My hands were small and sticky from sleeping, which cantankerously implied I had slept badly and needed more sleep.

There was a mirror over a chest of drawers. I walked over like someone approaching a surprise party you hadn't wanted.

Purple hair. Big, round-ish eyes. A mop of a head that looked like someone had taken a wishy-washy purple cap and stapled it to my skull.

I touched my face and my voice met me like a stranger and a comedian at once:

"Oi."

The voice sounded small, thin, annoyingly high-pitched.

Two Lives

That sentence should have struck me as panic. Instead, an odd clarity spread through my thoughts.

It was like someone had wiped dust from the inside of my head and turned up the contrast.

I could feel the air filling my lungs in a way I hadn't noticed since gym class. My stomach made soft rumblings that were suddenly amusing.

I snagged for old memories—the monthly rent, the late-night forum debates, the cardboard universe of office politics—and they were all there.

But overlayed on top of them were toddler memories I shouldn't have had: a soft hand tugging my sleeve, the smell of milk, a lullaby with a line about grapes.

Two timelines sitting on the same bench, nodding at each other like awkward roommates.

The Heroic World

Then the TV clicked on in the corner of the room like a clock starting up.

"—and in other news, local pro hero Steelstride assisted in clearing a collapsed walkway in Minato District, rescuing eight civilians—" a cheerful newscaster intoned.

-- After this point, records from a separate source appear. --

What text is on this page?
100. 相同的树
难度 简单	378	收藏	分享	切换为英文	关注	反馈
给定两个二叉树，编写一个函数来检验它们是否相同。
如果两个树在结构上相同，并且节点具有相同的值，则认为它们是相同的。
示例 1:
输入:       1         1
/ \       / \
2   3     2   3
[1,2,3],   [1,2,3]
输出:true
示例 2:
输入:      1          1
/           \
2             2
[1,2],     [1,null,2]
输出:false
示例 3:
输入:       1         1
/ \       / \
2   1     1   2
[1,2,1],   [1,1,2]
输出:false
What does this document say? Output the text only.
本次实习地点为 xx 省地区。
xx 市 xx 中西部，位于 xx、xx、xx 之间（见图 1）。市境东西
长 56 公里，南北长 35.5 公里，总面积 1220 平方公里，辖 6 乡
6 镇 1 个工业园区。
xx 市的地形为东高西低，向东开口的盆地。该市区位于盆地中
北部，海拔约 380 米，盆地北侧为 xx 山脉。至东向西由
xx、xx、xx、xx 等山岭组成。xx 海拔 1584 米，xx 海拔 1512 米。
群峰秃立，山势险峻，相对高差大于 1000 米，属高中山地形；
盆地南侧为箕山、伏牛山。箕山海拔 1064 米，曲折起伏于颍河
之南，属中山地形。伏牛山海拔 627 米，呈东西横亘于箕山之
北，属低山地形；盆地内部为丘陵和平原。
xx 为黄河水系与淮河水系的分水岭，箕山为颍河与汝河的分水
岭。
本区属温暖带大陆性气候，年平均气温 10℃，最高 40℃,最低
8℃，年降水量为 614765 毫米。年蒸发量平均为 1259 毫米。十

Steelstride. The man on the screen was everything my brain wanted a street-level hero to be—lean, with a silver suit that glinted, and a pair of gleaming platforms that moved beneath his boots like they were parts of the city itself.

He moved with easy confidence, issuing orders like someone who politely told the weather to behave.

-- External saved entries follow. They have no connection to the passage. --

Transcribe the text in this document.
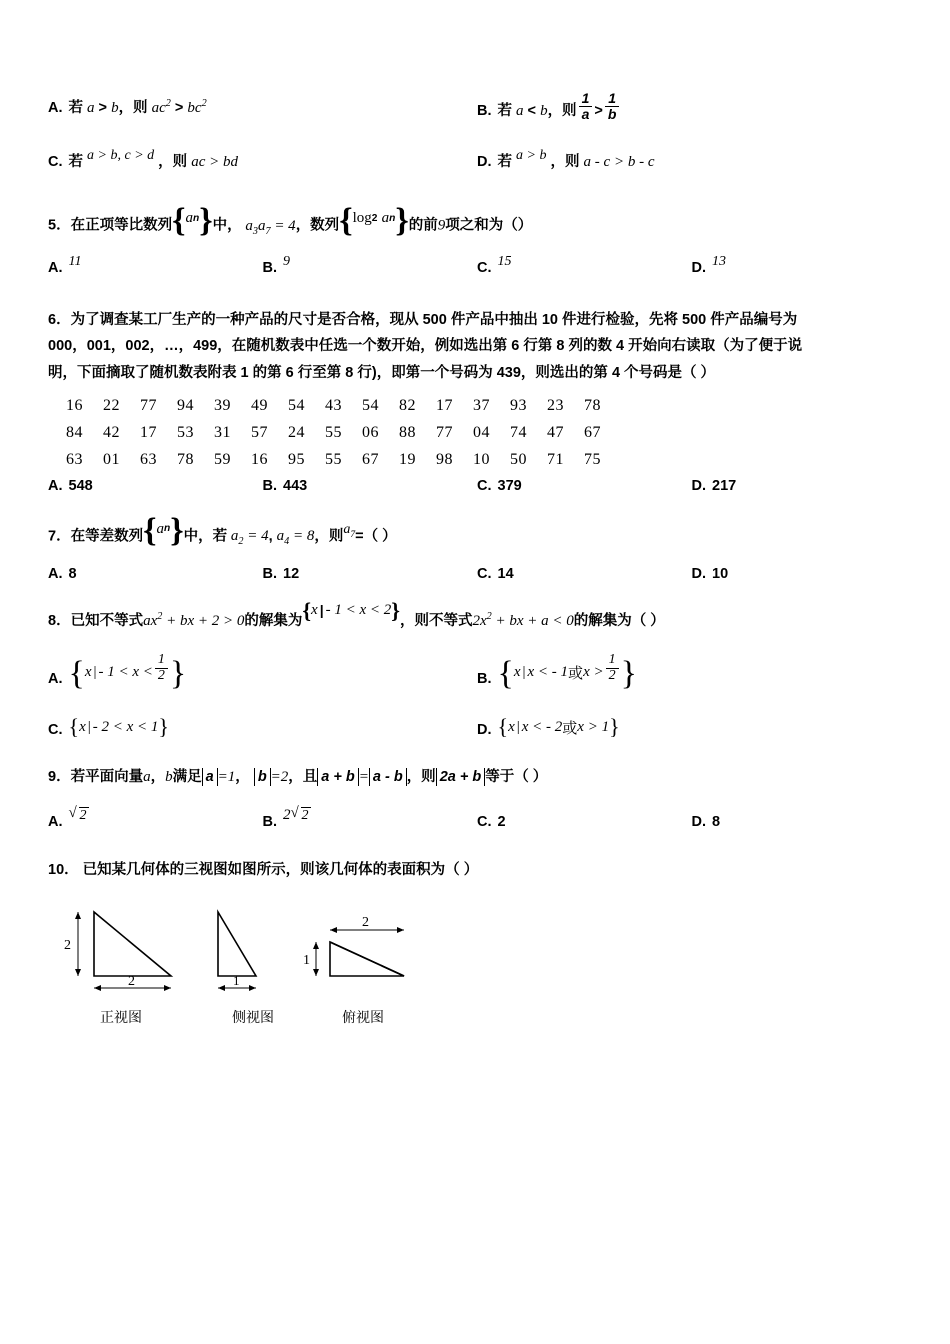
A. 若 a > b，则 $ac^2 > bc^2$	B. 若 a < b，则 $\frac{1}{a} > \frac{1}{b}$
C. 若 a > b, c > d ，则 ac > bd	D. 若 a > b ，则 a - c > b - c
5．在正项等比数列 { a n } 中， $a_3a_7 = 4$，数列 { log 2
a n } 的前9项之和为（）
A. 11	B. 9	C. 15	D. 13
6．为了调查某工厂生产的一种产品的尺寸是否合格，现从 500 件产品中抽出 10 件进行检验，先将 500 件产品编号为
000，001，002，…，499，在随机数表中任选一个数开始，例如选出第 6 行第 8 列的数 4 开始向右读取（为了便于说
明，下面摘取了随机数表附表 1 的第 6 行至第 8 行)，即第一个号码为 439，则选出的第 4 个号码是（ ）
16	22	77	94	39	49	54	43	54	82	17	37	93	23	78
84	42	17	53	31	57	24	55	06	88	77	04	74	47	67
63	01	63	78	59	16	95	55	67	19	98	10	50	71	75
A. 548	B. 443	C. 379	D. 217
7．在等差数列 { a n } 中，若 $a_2 = 4$, $a_4 = 8$，则$a_7=$（ ）
A. 8	B. 12	C. 14	D. 10
8．已知不等式$ax^2$ + bx + 2 > 0的解集为 { x | - 1 < x < 2 } ，则不等式$2x^2$ + bx + a < 0的解集为（ ）
A. { x | - $1 < x < \frac{1}{2}$ }	B. { x | x < - 1 或 $x > \frac{1}{2}$ }
C. { x | - 2 < x < 1 }	D. { x | x < - 2 或 x > 1 }
9．若平面向量a，b满足 a =1， b =2，且 a + b = a - b ，则 2a + b 等于（ ）
A.	√ 2	B. 2 √ 2	C. 2	D. 8
10． 已知某几何体的三视图如图所示，则该几何体的表面积为（ ）
2
2
正视图
1
侧视图
2
1
俯视图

People clapped, grinned, and fought the urge to smear hero stickers on their cars.

The newsroll showed a man in the background being helped up and thanking Steelstride, who offered a polite thumbs up and a wink.

It's the little touches that told me everything was real: the anchor's tie was crooked; the news crawler spelled a name wrong at the end of the broadcast.

I ran to the window like an idiot and yanked the curtains wide.

Down the street, a man moved like poetry across rooftops. He wasn't clumsy or bull-like; he glided, folding platform into platform with the grace of someone who'd practiced his whole life.

He looked like the sort of hero who solved problems by being quietly competent and unfailingly punctual. Steelstride, right outside my nonexistent front door.

If you'd told me last week that I'd watch a pro hero patrol at street level and feel like a tourist in my own life, I'd have laughed.

I felt a laugh bubble up from an unexpected source in my mind and then falter.

The truth lodged itself in my throat like a curious stone:

Minoru Mineta. I was inside that body.